Como resultado dessa cooperação, foram desenvolvidos os jogos pedagógicos “Palmeira do Babaçu” e “Coletando Futuro”. Os materiais educativos retratam a realidade das comunidades tradicionais, da agricultura familiar e da cadeia produtiva do babaçu, utilizando metodologias voltadas à educação e à valorização dos conhecimentos locais.
Os jogos serão apresentados oficialmente no próximo dia 30 de junho, na sede da Seagro, em Palmas. As iniciativas também estimulam a inovação e a troca de experiências entre comunidades, ampliando oportunidades para outras cadeias produtivas da sociobiodiversidade tocantinense, como baru, macaúba e jatobá.

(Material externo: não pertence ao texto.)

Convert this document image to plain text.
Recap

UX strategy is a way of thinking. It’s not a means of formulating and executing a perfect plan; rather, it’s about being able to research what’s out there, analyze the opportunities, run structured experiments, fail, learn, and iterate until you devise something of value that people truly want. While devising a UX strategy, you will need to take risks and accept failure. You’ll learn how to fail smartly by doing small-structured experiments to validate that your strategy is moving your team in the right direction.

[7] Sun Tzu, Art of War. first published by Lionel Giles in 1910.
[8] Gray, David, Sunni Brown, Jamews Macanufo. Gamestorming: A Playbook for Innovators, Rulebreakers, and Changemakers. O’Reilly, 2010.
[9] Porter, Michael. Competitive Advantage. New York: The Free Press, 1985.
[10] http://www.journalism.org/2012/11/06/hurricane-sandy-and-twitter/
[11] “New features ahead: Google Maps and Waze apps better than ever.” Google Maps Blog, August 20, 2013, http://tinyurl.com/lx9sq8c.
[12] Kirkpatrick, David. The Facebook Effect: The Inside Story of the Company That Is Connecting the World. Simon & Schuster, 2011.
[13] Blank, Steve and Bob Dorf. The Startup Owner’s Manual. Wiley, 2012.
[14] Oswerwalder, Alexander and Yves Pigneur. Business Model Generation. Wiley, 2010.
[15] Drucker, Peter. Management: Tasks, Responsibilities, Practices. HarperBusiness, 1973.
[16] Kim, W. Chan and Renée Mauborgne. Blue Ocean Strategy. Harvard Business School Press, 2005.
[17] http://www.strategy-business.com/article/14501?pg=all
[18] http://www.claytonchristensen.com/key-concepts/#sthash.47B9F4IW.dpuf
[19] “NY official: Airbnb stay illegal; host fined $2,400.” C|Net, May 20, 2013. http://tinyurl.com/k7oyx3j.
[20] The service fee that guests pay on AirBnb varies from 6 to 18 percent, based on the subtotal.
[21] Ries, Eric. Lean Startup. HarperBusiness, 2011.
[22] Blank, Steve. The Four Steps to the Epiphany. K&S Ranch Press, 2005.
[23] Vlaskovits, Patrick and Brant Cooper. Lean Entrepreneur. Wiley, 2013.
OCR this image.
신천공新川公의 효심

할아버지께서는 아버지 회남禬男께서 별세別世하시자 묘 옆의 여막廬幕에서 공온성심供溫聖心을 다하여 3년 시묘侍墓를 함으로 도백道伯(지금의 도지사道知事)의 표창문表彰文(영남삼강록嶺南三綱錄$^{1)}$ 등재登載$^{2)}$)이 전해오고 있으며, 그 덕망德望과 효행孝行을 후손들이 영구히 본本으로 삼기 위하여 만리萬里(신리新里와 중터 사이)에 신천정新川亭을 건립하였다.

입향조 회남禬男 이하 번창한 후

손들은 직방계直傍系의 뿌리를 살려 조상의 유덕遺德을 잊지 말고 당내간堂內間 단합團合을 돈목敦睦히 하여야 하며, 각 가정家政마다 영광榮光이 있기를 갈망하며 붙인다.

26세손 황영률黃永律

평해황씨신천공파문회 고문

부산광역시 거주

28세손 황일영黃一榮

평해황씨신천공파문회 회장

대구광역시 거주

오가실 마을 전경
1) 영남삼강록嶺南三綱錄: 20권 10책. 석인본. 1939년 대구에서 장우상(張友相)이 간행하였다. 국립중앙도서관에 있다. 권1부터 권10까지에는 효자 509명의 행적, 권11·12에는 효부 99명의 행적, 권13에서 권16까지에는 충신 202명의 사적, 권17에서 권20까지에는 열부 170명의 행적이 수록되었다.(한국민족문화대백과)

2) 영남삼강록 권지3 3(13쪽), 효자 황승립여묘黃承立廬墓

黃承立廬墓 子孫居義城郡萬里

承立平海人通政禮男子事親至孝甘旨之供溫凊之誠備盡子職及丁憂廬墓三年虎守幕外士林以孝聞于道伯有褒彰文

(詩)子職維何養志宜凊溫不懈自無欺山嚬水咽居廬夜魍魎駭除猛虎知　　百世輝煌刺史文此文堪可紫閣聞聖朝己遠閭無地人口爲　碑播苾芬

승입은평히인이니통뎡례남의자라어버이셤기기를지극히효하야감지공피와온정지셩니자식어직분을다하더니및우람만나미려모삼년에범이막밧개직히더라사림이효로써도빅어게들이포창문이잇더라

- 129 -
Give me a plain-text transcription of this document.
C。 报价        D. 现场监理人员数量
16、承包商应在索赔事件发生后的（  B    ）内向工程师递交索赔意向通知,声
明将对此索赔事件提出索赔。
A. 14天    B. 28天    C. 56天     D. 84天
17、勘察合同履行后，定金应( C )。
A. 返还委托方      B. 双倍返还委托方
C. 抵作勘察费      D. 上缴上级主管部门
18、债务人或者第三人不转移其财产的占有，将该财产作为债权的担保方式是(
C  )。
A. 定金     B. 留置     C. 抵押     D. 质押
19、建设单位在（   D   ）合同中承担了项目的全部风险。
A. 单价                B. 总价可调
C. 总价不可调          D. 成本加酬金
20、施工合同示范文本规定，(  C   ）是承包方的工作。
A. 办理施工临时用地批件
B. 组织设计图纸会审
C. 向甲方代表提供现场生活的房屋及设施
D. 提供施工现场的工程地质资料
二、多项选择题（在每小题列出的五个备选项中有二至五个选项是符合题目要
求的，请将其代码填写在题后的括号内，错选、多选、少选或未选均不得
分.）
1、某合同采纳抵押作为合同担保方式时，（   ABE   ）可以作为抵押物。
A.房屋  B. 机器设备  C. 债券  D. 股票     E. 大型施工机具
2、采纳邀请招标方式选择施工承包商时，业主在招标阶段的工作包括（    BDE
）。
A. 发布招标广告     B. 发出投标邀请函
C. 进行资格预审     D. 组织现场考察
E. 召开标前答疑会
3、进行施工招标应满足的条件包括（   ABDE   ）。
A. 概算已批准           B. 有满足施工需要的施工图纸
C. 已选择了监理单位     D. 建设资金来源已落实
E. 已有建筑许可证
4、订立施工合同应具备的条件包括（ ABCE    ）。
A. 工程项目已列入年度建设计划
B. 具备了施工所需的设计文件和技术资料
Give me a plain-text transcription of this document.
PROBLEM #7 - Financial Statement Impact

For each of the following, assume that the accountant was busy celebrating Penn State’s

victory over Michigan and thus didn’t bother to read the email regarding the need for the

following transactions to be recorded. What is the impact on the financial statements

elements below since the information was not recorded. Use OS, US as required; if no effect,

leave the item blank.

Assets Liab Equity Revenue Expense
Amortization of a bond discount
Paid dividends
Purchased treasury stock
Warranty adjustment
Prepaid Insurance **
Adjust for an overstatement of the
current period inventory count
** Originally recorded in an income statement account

Reserva Extrativista mantém tradição do babaçu
Na Reserva Extrativista do Extremo Norte do Tocantins, o babaçu continua sendo uma das principais fontes de sustento para centenas de famílias. Criada em 1992, a reserva conta atualmente com cerca de 220 famílias cadastradas por meio da associação que representa os extrativistas da região.
A indígena Josiane Lima dos Santos, que acompanha o trabalho desenvolvido pela associação desde 2007, destaca que praticamente todas as partes da palmeira são aproveitadas. Segundo ela, da atividade são produzidos óleo, azeite extraído a frio, farinha do mesocarpo e carvão, além do aproveitamento da palha e dos talos, reduzindo desperdícios e fortalecendo a sustentabilidade da produção.
Com aproximadamente 5 mil famílias envolvidas na cadeia produtiva do babaçu, o Tocantins consolida a sociobiodiversidade como uma estratégia de desenvolvimento sustentável, geração de renda e preservação dos conhecimentos tradicionais que integram a identidade cultural do estado.